Blue-eyed Grasses are not grasses but members of the Iris family. They have the characteristic colorful, six-petaled flowers of an Iris, albeit on the small scale. The same goes for their leaves, which have that flat, nested, fan-like shape of an iris. Just like other Irises, their fruit is a capsule that splits open and drops seeds as it dries. Blue-eyed Grasses grow in disturbed habitats such as forest edges, trail sides, road shoulders, lawns, and the like.

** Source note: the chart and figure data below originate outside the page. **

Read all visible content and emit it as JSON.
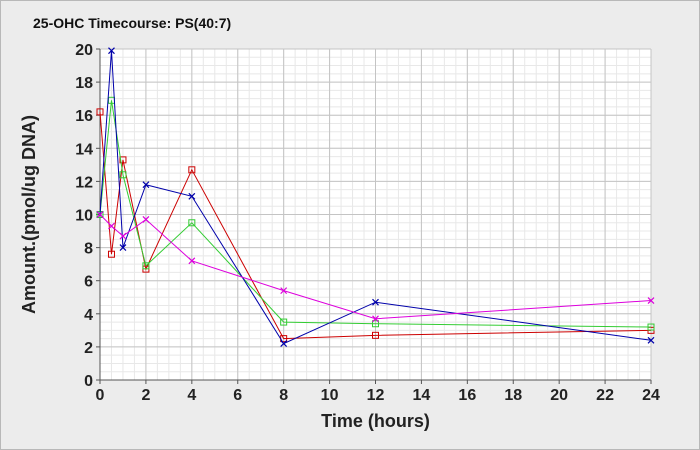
{
  "chart_data": {
    "type": "line",
    "title": "25-OHC Timecourse: PS(40:7)",
    "xlabel": "Time (hours)",
    "ylabel": "Amount.(pmol/ug DNA)",
    "xlim": [
      0,
      24
    ],
    "ylim": [
      0,
      20
    ],
    "xticks": [
      0,
      2,
      4,
      6,
      8,
      10,
      12,
      14,
      16,
      18,
      20,
      22,
      24
    ],
    "yticks": [
      0,
      2,
      4,
      6,
      8,
      10,
      12,
      14,
      16,
      18,
      20
    ],
    "grid": true,
    "series": [
      {
        "color": "#cc0000",
        "marker": "square",
        "x": [
          0,
          0.5,
          1,
          2,
          4,
          8,
          12,
          24
        ],
        "y": [
          16.2,
          7.6,
          13.3,
          6.7,
          12.7,
          2.5,
          2.7,
          3.0
        ]
      },
      {
        "color": "#33cc33",
        "marker": "square",
        "x": [
          0,
          0.5,
          1,
          2,
          4,
          8,
          12,
          24
        ],
        "y": [
          10.0,
          16.9,
          12.4,
          6.9,
          9.5,
          3.5,
          3.4,
          3.2
        ]
      },
      {
        "color": "#0000aa",
        "marker": "x",
        "x": [
          0,
          0.5,
          1,
          2,
          4,
          8,
          12,
          24
        ],
        "y": [
          10.0,
          19.9,
          8.0,
          11.8,
          11.1,
          2.2,
          4.7,
          2.4
        ]
      },
      {
        "color": "#dd00dd",
        "marker": "x",
        "x": [
          0,
          0.5,
          1,
          2,
          4,
          8,
          12,
          24
        ],
        "y": [
          10.0,
          9.3,
          8.7,
          9.7,
          7.2,
          5.4,
          3.7,
          4.8
        ]
      }
    ]
  }
}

In our area we have about 5 species of Blue-eyed Grass. On Edisto, the species you’re most likely to see are: Annual Blue-eyed Grass (Sisyrinchium rostulatum), Narrowleaf Blue-eyed Grass (Sisyrinchium angustifolium), and Eastern Blue-eyed Grass (Sisyrinchium atlanticum). Annual Blue-eyed Grass is the easiest to find and ID. It grows in almost any sunny, disturbed site and has a short stature with small, pointy flowers that range in color from blue, to pink, to yellow. Narrowleaf and Eastern Blue-eyed Grasses are very similar in appearance both having long thin leaves and blue-purple flowers. However, the Narrowleaf prefers sunny, open habitats and Eastern prefers shady, woodland habitats.